The vines that once entwined Unwined wine shop had nothing to do with grapes.
Brambles and scrub saplings had choked the life from the squat, 1920s building that began life as the grocery-store-filling-station in the heart of Chatham County’s Oakland community. By the time Ray Pavlik happened upon it a decade ago, little but the walls remained. The roof had caved in. The floor had rotted away. Scarcely a soul had crossed the threshold since the 1950s.
Ray fell for the old store on Center Grove Church Road at a glance. It took his wife, Joni Pavlik, a bit longer.
“She cried when I bought the place,” Ray says, chuckling a bit at the memory.
These days, Joni is toasting their good fortune rather than bemoaning their fate. Ray finished renovating the place last fall and together they opened Unwined. Its 600 square feet again serve as gathering spot. In place of 5-cent Cokes and 27-cents-a-gallon gas, the Pavliks sell North Carolina wine and locally made cheese, crackers and salami. With the exception of the olives, the inventory comes exclusively from within the state. Joni tried to find paper napkins and plates made in North Carolina, as well. And Ray used local building materials for the renovation.
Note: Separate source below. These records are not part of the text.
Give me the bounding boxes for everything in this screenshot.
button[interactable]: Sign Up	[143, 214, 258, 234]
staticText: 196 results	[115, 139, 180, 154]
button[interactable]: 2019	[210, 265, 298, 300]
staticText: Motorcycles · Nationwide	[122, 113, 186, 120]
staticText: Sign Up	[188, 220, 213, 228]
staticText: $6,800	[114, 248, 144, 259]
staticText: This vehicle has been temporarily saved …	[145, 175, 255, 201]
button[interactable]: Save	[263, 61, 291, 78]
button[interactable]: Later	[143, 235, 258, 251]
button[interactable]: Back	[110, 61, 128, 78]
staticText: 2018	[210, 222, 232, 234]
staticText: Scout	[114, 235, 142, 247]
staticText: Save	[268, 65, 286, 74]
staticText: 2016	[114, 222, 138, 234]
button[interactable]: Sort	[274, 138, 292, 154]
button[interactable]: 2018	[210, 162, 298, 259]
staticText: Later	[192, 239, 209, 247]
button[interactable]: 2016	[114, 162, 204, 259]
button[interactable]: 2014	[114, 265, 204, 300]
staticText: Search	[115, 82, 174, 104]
“I wanted to be different,” Joni says. “Not only are you coming to buy a bottle of wine, you’re getting the whole experience.”
Unwined is unlikely to become anyone’s go-to place for grabbing a bottle of wine on the way home. It’s about half a mile off U.S. 15-501, five miles south of Pittsboro, at the end of a dead-end road, hidden from traffic on the highway. Folks who settle in the thickly wooded lots and in the artists cabins nearby usually have a taste for solitude.
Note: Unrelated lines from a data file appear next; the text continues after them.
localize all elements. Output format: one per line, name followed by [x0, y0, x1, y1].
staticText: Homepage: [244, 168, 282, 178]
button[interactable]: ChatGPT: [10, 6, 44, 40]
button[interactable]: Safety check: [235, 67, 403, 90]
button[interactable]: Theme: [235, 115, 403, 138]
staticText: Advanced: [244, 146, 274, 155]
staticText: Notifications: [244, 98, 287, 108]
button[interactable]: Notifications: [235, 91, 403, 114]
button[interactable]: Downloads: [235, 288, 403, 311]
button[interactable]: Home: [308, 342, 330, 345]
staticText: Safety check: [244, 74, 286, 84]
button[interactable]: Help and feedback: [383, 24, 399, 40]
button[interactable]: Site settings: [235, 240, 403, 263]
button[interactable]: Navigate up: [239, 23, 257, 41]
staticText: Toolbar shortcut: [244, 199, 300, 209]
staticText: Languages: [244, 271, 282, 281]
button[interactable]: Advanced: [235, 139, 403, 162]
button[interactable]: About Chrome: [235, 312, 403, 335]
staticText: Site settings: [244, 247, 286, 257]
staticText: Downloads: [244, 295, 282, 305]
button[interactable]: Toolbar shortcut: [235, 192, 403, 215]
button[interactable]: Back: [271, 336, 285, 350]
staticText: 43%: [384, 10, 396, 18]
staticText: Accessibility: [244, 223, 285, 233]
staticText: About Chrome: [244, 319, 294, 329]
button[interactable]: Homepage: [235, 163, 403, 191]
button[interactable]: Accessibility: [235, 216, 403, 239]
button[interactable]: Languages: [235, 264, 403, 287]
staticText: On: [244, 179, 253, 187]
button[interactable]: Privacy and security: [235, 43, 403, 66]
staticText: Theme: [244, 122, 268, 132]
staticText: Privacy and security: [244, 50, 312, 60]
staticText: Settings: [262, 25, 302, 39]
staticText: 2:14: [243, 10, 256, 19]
“When people come down here, they move into the woods and you don’t see them unless you’re looking for them,” Ray says.
But neighbors are turning out to support the shop, Ray says. The Pavliks sell wine by the bottle or the glass and feature a flight per week. They drew a healthy New Year’s Eve crowd. Ray has built a small stage and a set a few tables out back beside the creek. It’s easy to imagine sunny days and warm nights here, listening to a strumming guitar or the splash of the water against the rocks.
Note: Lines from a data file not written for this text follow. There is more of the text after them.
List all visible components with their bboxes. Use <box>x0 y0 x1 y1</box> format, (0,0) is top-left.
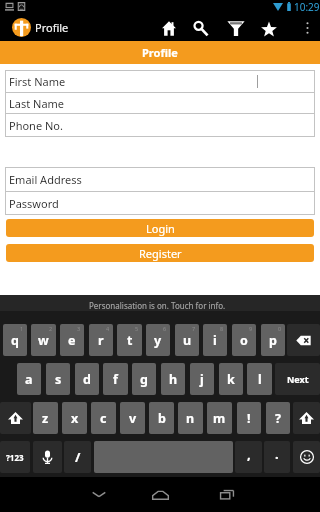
button[interactable]: Last Name <box>5 93 315 113</box>
button[interactable]: Voice input <box>33 441 62 473</box>
button[interactable]: Email Address <box>5 167 315 191</box>
staticText: 2 <box>49 325 53 332</box>
button[interactable]: k <box>219 363 243 395</box>
button[interactable]: n <box>178 402 203 434</box>
button[interactable]: Phone No. <box>5 114 315 137</box>
button[interactable]: Home <box>130 477 190 512</box>
button[interactable]: Recent apps <box>197 477 257 512</box>
staticText: r <box>98 332 104 349</box>
button[interactable]: Profile <box>0 14 90 41</box>
button[interactable]: t <box>117 324 142 356</box>
staticText: 9 <box>249 325 253 332</box>
staticText: q <box>11 332 19 349</box>
staticText: m <box>213 410 226 427</box>
staticText: Email Address <box>9 172 82 187</box>
staticText: / <box>75 448 81 466</box>
button[interactable]: a <box>17 363 41 395</box>
button[interactable]: Backspace <box>287 324 320 356</box>
button[interactable]: Password <box>5 192 315 215</box>
button[interactable]: Emoji <box>293 441 320 473</box>
staticText: v <box>129 410 137 427</box>
staticText: 0 <box>278 325 282 332</box>
button[interactable]: / <box>64 441 91 473</box>
button[interactable]: r <box>89 324 113 356</box>
staticText: Next <box>287 373 309 385</box>
button[interactable]: f <box>103 363 128 395</box>
staticText: Profile <box>142 45 178 60</box>
button[interactable]: Filter <box>222 14 250 41</box>
button[interactable]: Register <box>6 244 314 262</box>
button[interactable]: o <box>232 324 256 356</box>
staticText: p <box>269 332 277 349</box>
staticText: l <box>258 371 262 388</box>
staticText: 1 <box>20 325 24 332</box>
button[interactable]: l <box>247 363 272 395</box>
button[interactable]: ! <box>237 402 261 434</box>
button[interactable]: . <box>264 441 290 473</box>
staticText: c <box>100 410 107 427</box>
button[interactable]: Next <box>275 363 320 395</box>
button[interactable]: u <box>175 324 199 356</box>
button[interactable]: Login <box>6 219 314 237</box>
staticText: e <box>68 332 76 349</box>
button[interactable]: v <box>120 402 145 434</box>
staticText: t <box>127 332 133 349</box>
button[interactable]: Search <box>186 14 214 41</box>
button[interactable]: x <box>62 402 87 434</box>
staticText: First Name <box>9 74 66 89</box>
staticText: o <box>240 332 248 349</box>
button[interactable]: First Name <box>5 70 315 92</box>
button[interactable]: ?123 <box>0 441 30 473</box>
staticText: Last Name <box>9 96 65 111</box>
staticText: ?123 <box>6 452 24 463</box>
button[interactable]: j <box>190 363 214 395</box>
button[interactable]: , <box>235 441 262 473</box>
staticText: x <box>71 410 79 427</box>
staticText: u <box>183 332 192 349</box>
staticText: . <box>275 445 279 463</box>
button[interactable]: w <box>31 324 56 356</box>
staticText: b <box>158 410 166 427</box>
button[interactable]: c <box>91 402 116 434</box>
button[interactable]: Home <box>154 14 183 41</box>
staticText: ? <box>275 410 281 427</box>
staticText: y <box>154 332 162 349</box>
staticText: 8 <box>220 325 224 332</box>
staticText: n <box>186 410 195 427</box>
staticText: Phone No. <box>9 118 63 133</box>
button[interactable]: p <box>261 324 285 356</box>
button[interactable]: b <box>149 402 174 434</box>
staticText: s <box>55 371 62 388</box>
button[interactable]: Shift <box>0 402 31 434</box>
button[interactable]: g <box>132 363 156 395</box>
staticText: 6 <box>163 325 167 332</box>
button[interactable]: e <box>60 324 84 356</box>
staticText: 7 <box>192 325 196 332</box>
staticText: f <box>113 371 118 388</box>
staticText: w <box>38 332 49 349</box>
staticText: Personalisation is on. Touch for info. <box>89 300 226 311</box>
button[interactable]: More options <box>294 14 320 41</box>
button[interactable]: q <box>3 324 27 356</box>
button[interactable]: z <box>33 402 58 434</box>
staticText: Login <box>146 221 175 236</box>
button[interactable]: i <box>203 324 227 356</box>
button[interactable]: Personalisation is on. Touch for info. <box>0 295 320 311</box>
staticText: d <box>83 371 91 388</box>
button[interactable]: Favourites <box>255 14 283 41</box>
staticText: i <box>213 332 217 349</box>
button[interactable]: Hide keyboard <box>69 477 129 512</box>
staticText: 10:29 <box>294 0 320 14</box>
button[interactable]: s <box>46 363 70 395</box>
button[interactable]: m <box>207 402 232 434</box>
button[interactable]: Shift <box>293 402 320 434</box>
staticText: ! <box>247 410 251 427</box>
button[interactable]: y <box>146 324 170 356</box>
button[interactable]: d <box>75 363 99 395</box>
staticText: 4 <box>106 325 110 332</box>
button[interactable]: ? <box>266 402 290 434</box>
staticText: 3 <box>77 325 81 332</box>
button[interactable]: h <box>161 363 185 395</box>
staticText: Password <box>9 196 59 211</box>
Ray and Joni came to North Carolina more than 20 years ago. They met in New Orleans, where Ray had moved for work. Joni was a native who grew up in her father’s restaurant on Canal Street. It’s hard to guess which would have been the bigger long shot when Ray began the renovations in 2003: The possibility that he could refurbish the gutted hull to HGTV-worthy splendor using wood and steel from nearby abandoned barns and bridges or that when he did he could fill a wall with only North Carolina wine. That both bets paid off is a testament to Ray’s persistent craftsmanship and to the exponential growth of the state’s wine industry.
North Carolina now has more than 100 wineries, twice what it counted 10 years ago. According to the Department of Commerce, the wine industry pumps more than $1 billion into the state’s economy and supports more than 7,600 jobs.
It’s the economic angle that excites Joni. She relishes the chance to help keep money circulating locally. Her day job is dean of business and media technologies and public services at Central Carolina Community College.
Ray seems an unlikely sommelier in his worn ball cap and red-and-black buffalo-plaid shirt, but he’s the expert when it comes to stocking the shelvesand building them. He’ll happily pour you a taste of the McRitchie hard cider he brought back from the Yadkin Valley or his latest find, High Country Rose, from Banner Elk Winery.
But his eyes really start to gleam when he talks about how he pulled the I-beams from an old bridge in Sanford or the well driver who sold him the pipes. Ray has gone over every inch of the place, from the stained glass windows to the blond wood bar to the under-the-bar purse hooks, horseshoes that he bent into shape himself.
They’re not looking to retire on the profits from Unwined, necessarily. But with their good luck, you never know.